Notice that $push is available in $group stages but not in $project stage. This is because $group stages are designed to take a sequence of documents and accumulate values based on that stream of documents.
$project on the other hand, works with one document at a time. So, we can calculate an average on an array within an individual document inside a project stage. But doing something like this where one at a time, we're seeing documents and for every document, it passes through the group stage pushing on a new value, well that's something that the $project stage is just not designed to do. For that type of operation we want to use $group.
Let's take a look at another example:
db.companies.aggregate([{
$match: {
funding_rounds: {
$exists: true,
$ne: []
}
}
}, {
$unwind: "$funding_rounds"
}, {
$sort: {
"funding_rounds.funded_year": 1,
"funding_rounds.funded_month": 1,
"funding_rounds.funded_day": 1
}
}, {
$group: {
_id: {
company: "$name"
},
first_round: {
$first: "$funding_rounds"
},
last_round: {
$last: "$funding_rounds"
},
num_rounds: {
$sum: 1
},
total_raised: {
$sum: "$funding_rounds.raised_amount"
}
}
}, {
$project: {
_id: 0,
company: "$_id.company",
first_round: {
amount: "$first_round.raised_amount",
article: "$first_round.source_url",
year: "$first_round.funded_year"
},
last_round: {
amount: "$last_round.raised_amount",
article: "$last_round.source_url",
year: "$last_round.funded_year"
},
num_rounds: 1,
total_raised: 1,
}
}, {
$sort: {
total_raised: -1
}
}]).pretty()
In the $group stage, we're using $first and $last accumulators. Right, again we can see that as with $push - we can't use $first and $last in project stages. Because again, project stages are not designed to accumulate values based on multiple documents. Rather they're designed to reshape documents one at a time.
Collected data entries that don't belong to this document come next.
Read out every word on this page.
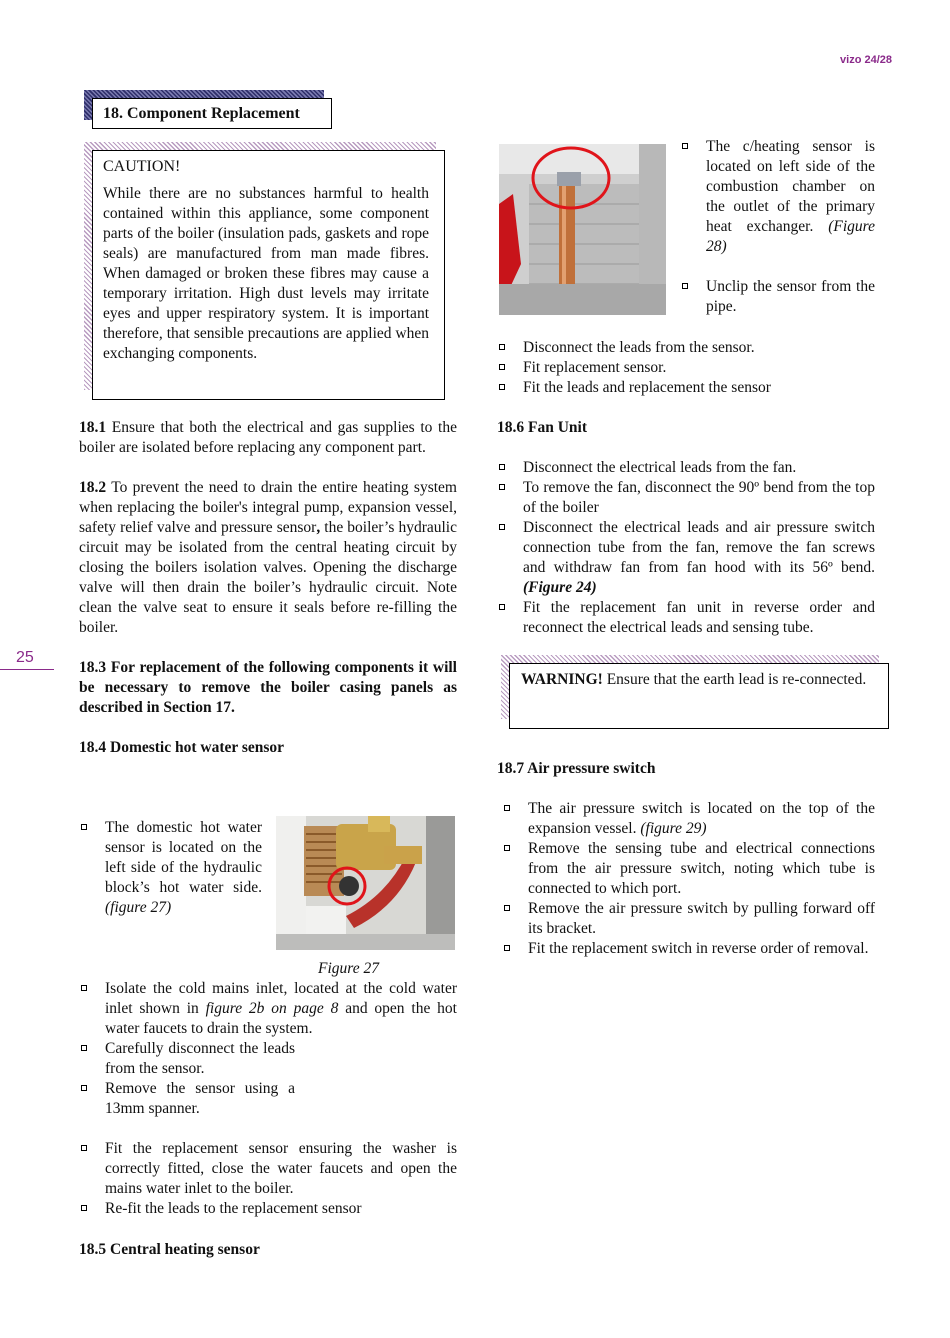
vizo 24/28
25
18. Component Replacement

CAUTION!

While there are no substances harmful to health contained within this appliance, some component parts of the boiler (insulation pads, gaskets and rope seals) are manufactured from man made fibres. When damaged or broken these fibres may cause a temporary irritation. High dust levels may irritate eyes and upper respiratory system. It is important therefore, that sensible precautions are applied when exchanging components.

18.1 Ensure that both the electrical and gas supplies to the boiler are isolated before replacing any component part.

18.2 To prevent the need to drain the entire heating system when replacing the boiler's integral pump, expansion vessel, safety relief valve and pressure sensor, the boiler’s hydraulic circuit may be isolated from the central heating circuit by closing the boilers isolation valves. Opening the discharge valve will then drain the boiler’s hydraulic circuit. Note clean the valve seat to ensure it seals before re-filling the boiler.

18.3 For replacement of the following components it will be necessary to remove the boiler casing panels as described in Section 17.

18.4 Domestic hot water sensor

The domestic hot water sensor is located on the left side of the hydraulic block’s hot water side. (figure 27)
Figure 27
Isolate the cold mains inlet, located at the cold water inlet shown in figure 2b on page 8 and open the hot water faucets to drain the system.
Carefully disconnect the leads from the sensor.
Remove the sensor using a 13mm spanner.
Fit the replacement sensor ensuring the washer is correctly fitted, close the water faucets and open the mains water inlet to the boiler.
Re-fit the leads to the replacement sensor

18.5 Central heating sensor

The c/heating sensor is located on left side of the combustion chamber on the outlet of the primary heat exchanger. (Figure 28)
Unclip the sensor from the pipe.
Disconnect the leads from the sensor.
Fit replacement sensor.
Fit the leads and replacement the sensor

18.6 Fan Unit

Disconnect the electrical leads from the fan.
To remove the fan, disconnect the 90º bend from the top of the boiler
Disconnect the electrical leads and air pressure switch connection tube from the fan, remove the fan screws and withdraw fan from fan hood with its 56º bend. (Figure 24)
Fit the replacement fan unit in reverse order and reconnect the electrical leads and sensing tube.

WARNING! Ensure that the earth lead is re-connected.

18.7 Air pressure switch

The air pressure switch is located on the top of the expansion vessel. (figure 29)
Remove the sensing tube and electrical connections from the air pressure switch, noting which tube is connected to which port.
Remove the air pressure switch by pulling forward off its bracket.
Fit the replacement switch in reverse order of removal.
Total number of rounds is calculated using the $sum operator. The value 1 simply counts the number of documents passed through that group together with each document that matches or is grouped under a given _id value. The project may seem complex, but it's just making the output pretty. It's just that it's including num_rounds and total_raised from the previous document.